Ellis, who won 138 caps Welsh caps between 1963 and 1980, understands the athletes and will sympathise with anyone who decides to remain at home.
"I wish I could guarantee everybody's safety," she said.
"But having seen what happened this week, I don't think we can guarantee anyone's safety.
"I'm absolutely sure that there will be people who have reservations about going and all we can do is monitor the situation carefully for them and keep the athletes up to date.
"We will not expect an athlete who feels it is unsafe to go to India.
"If the Commonwealth Games does go ahead in Delhi, we will make sure the athletes are safe but they have a choice whether they want to go."
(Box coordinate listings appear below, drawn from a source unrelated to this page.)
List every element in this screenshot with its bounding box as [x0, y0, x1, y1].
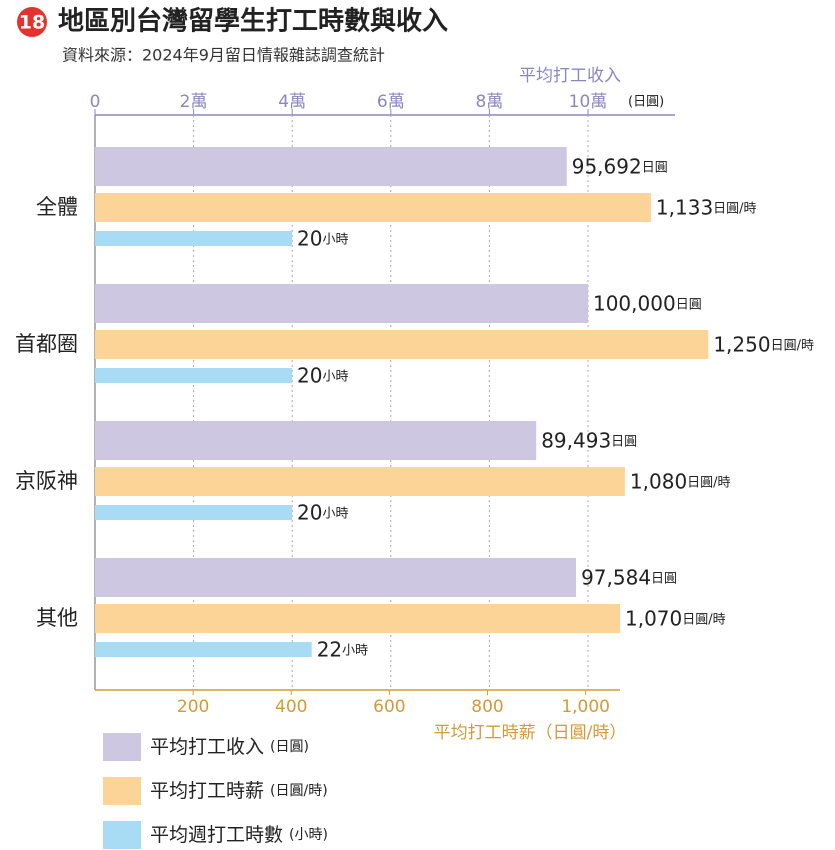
x-tick-label: 2萬 — [180, 92, 208, 112]
bar — [95, 284, 588, 323]
x-tick-label: 0 — [90, 92, 101, 112]
value-number: 20 — [297, 226, 322, 250]
x-tick-label: 4萬 — [278, 92, 306, 112]
value-unit: 小時 — [322, 506, 348, 521]
value-unit: 日圓 — [676, 297, 702, 312]
legend-name: 平均打工時薪 — [150, 780, 264, 802]
value-label: 95,692日圓 — [572, 154, 668, 178]
value-number: 22 — [317, 637, 342, 661]
bar — [95, 642, 312, 657]
value-number: 95,692 — [572, 154, 642, 178]
value-number: 1,133 — [656, 195, 713, 219]
value-number: 1,080 — [630, 469, 687, 493]
value-label: 20小時 — [297, 363, 348, 387]
legend-name: 平均打工收入 — [150, 736, 264, 758]
value-number: 1,250 — [713, 332, 770, 356]
value-number: 100,000 — [593, 291, 676, 315]
y-tick-label: 其他 — [36, 606, 78, 630]
chart-title: 地區別台灣留學生打工時數與收入 — [58, 6, 448, 37]
legend-unit: (日圓) — [270, 739, 309, 755]
legend-label: 平均打工時薪 (日圓/時) — [150, 780, 328, 802]
y-tick-label: 京阪神 — [15, 469, 78, 493]
value-label: 1,080日圓/時 — [630, 469, 731, 493]
legend-unit: (小時) — [289, 827, 328, 843]
value-number: 20 — [297, 363, 322, 387]
value-label: 22小時 — [317, 637, 368, 661]
x-axis-unit: (日圓) — [628, 95, 664, 110]
bar — [95, 330, 709, 359]
bar — [95, 467, 625, 496]
legend-swatch — [103, 733, 141, 761]
legend-name: 平均週打工時數 — [150, 824, 283, 846]
value-label: 1,070日圓/時 — [625, 606, 726, 630]
value-unit: 日圓/時 — [713, 201, 756, 216]
value-unit: 小時 — [342, 643, 368, 658]
y-tick-label: 首都圈 — [15, 332, 78, 356]
value-unit: 日圓/時 — [682, 612, 725, 627]
subtitle: 資料來源：2024年9月留日情報雜誌調查統計 — [62, 46, 385, 65]
badge: 18 — [19, 12, 45, 34]
bar — [95, 604, 620, 633]
value-label: 100,000日圓 — [593, 291, 702, 315]
value-number: 20 — [297, 500, 322, 524]
value-unit: 日圓/時 — [687, 475, 730, 490]
x2-tick-label: 1,000 — [561, 697, 610, 717]
bar — [95, 147, 567, 186]
x-axis-title: 平均打工收入 — [519, 66, 621, 86]
bar — [95, 558, 577, 597]
value-number: 89,493 — [541, 428, 611, 452]
value-number: 97,584 — [581, 565, 651, 589]
x2-tick-label: 600 — [373, 697, 405, 717]
value-label: 20小時 — [297, 500, 348, 524]
x2-tick-label: 200 — [177, 697, 209, 717]
value-label: 89,493日圓 — [541, 428, 637, 452]
legend-label: 平均打工收入 (日圓) — [150, 736, 309, 758]
value-label: 97,584日圓 — [581, 565, 677, 589]
value-label: 1,250日圓/時 — [713, 332, 814, 356]
x2-tick-label: 800 — [471, 697, 503, 717]
legend-label: 平均週打工時數 (小時) — [150, 824, 328, 846]
x2-tick-label: 400 — [275, 697, 307, 717]
value-unit: 小時 — [322, 232, 348, 247]
x-tick-label: 8萬 — [475, 92, 503, 112]
legend-unit: (日圓/時) — [270, 783, 328, 799]
x2-axis-title: 平均打工時薪（日圓/時） — [434, 723, 627, 743]
bar — [95, 231, 292, 246]
legend-swatch — [103, 777, 141, 805]
value-unit: 小時 — [322, 369, 348, 384]
value-unit: 日圓 — [611, 434, 637, 449]
badge-circle — [17, 7, 47, 37]
bar — [95, 193, 651, 222]
bar — [95, 505, 292, 520]
bar — [95, 368, 292, 383]
x-tick-label: 6萬 — [377, 92, 405, 112]
value-label: 1,133日圓/時 — [656, 195, 757, 219]
value-unit: 日圓/時 — [771, 338, 814, 353]
bar — [95, 421, 537, 460]
value-unit: 日圓 — [651, 571, 677, 586]
y-tick-label: 全體 — [36, 195, 78, 219]
value-label: 20小時 — [297, 226, 348, 250]
legend-swatch — [103, 821, 141, 849]
value-number: 1,070 — [625, 606, 682, 630]
x-tick-label: 10萬 — [569, 92, 608, 112]
value-unit: 日圓 — [642, 160, 668, 175]
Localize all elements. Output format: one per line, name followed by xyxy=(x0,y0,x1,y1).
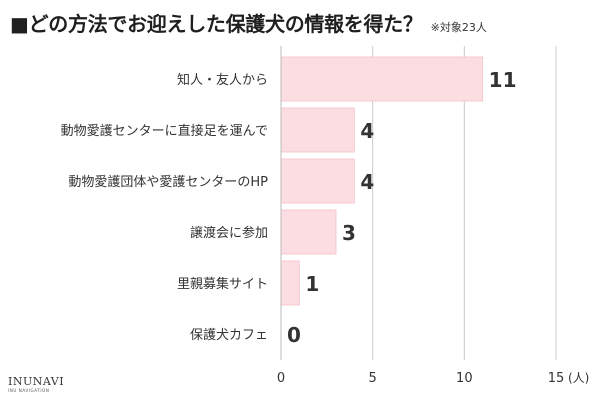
sample-size-note: ※対象23人 xyxy=(430,21,487,34)
bar xyxy=(280,158,355,204)
brand-logo: INUNAVI INU NAVIGATION xyxy=(8,376,64,393)
value-label: 11 xyxy=(489,68,517,92)
bar xyxy=(280,209,337,255)
value-label: 3 xyxy=(342,221,356,245)
category-label: 里親募集サイト xyxy=(177,276,268,292)
x-tick-label: 15 xyxy=(548,371,565,386)
category-label: 知人・友人から xyxy=(177,72,268,88)
x-tick-label: 10 xyxy=(456,371,473,386)
category-label: 譲渡会に参加 xyxy=(190,225,268,241)
x-tick-label: 5 xyxy=(369,371,377,386)
chart-title-row: ■どの方法でお迎えした保護犬の情報を得た？ ※対象23人 xyxy=(10,8,590,42)
category-label: 保護犬カフェ xyxy=(190,327,268,343)
value-label: 1 xyxy=(305,272,319,296)
brand-name: INUNAVI xyxy=(8,375,65,388)
bar xyxy=(280,107,355,153)
chart-title: ■どの方法でお迎えした保護犬の情報を得た？ xyxy=(10,12,423,36)
brand-subtitle: INU NAVIGATION xyxy=(8,388,50,393)
category-label: 動物愛護団体や愛護センターのHP xyxy=(68,174,268,190)
x-tick-label: 0 xyxy=(277,371,285,386)
value-label: 4 xyxy=(360,119,374,143)
bar xyxy=(280,260,300,306)
value-label: 4 xyxy=(360,170,374,194)
x-unit-label: (人) xyxy=(568,371,589,385)
category-label: 動物愛護センターに直接足を運んで xyxy=(61,123,268,139)
value-label: 0 xyxy=(287,323,301,347)
bar xyxy=(280,56,484,102)
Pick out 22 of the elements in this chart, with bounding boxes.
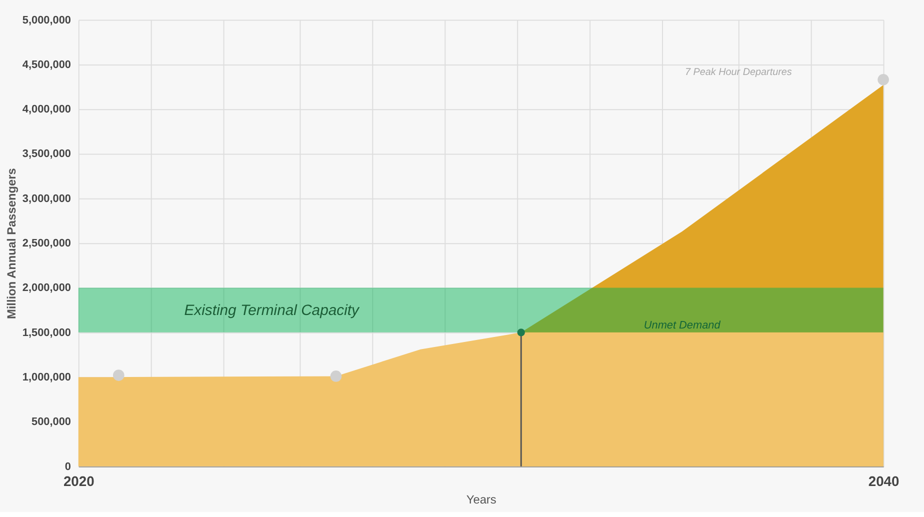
y-tick-label: 1,500,000 bbox=[22, 326, 71, 339]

Weightlifter Michaela Breeze, who has won back-to-back gold medals at the 2002 and 2006 Commonwealths, believes that athletes should make a stand against any potential terrorists at the 2010 Games.
"The fact that someone makes a threat, the world shouldn't come to an end," said Breeze.
"If anything, we need to make sure that we are there to show these people that they can't use sport for a way of dictating the things they want.
No one is safe from terrorism and we must realise we live in a very unsecure world
Commonwealth Games Council for Wales president Anne Ellis
"There were risks before the 2008 Olympics in China and there were no security scares where we were.
"And I would be very surprised if athletes don't go to the Games, as athletes won't train for so many years just to pull out because of something that might happen.
"Of course it is of great concern that there are security issues and athletes are being targeted.
"But I'm confident the Delhi organising committee will be putting on the highest levels of security during the Commonwealth Games."
Ellis insists the Commonwealth Games Council for Wales will continue to take advice from the British Government and its security services before taking any team to India.
"I remember the Munich Olympics in 1972," said Ellis, referring to the deadly attacks on Israeli athletes by the Palestinian militant group Black September.
"Sport hasn't been hit by terrorism for some time.
"But no one is safe from terrorism and we must realise we live in a very unsecure world."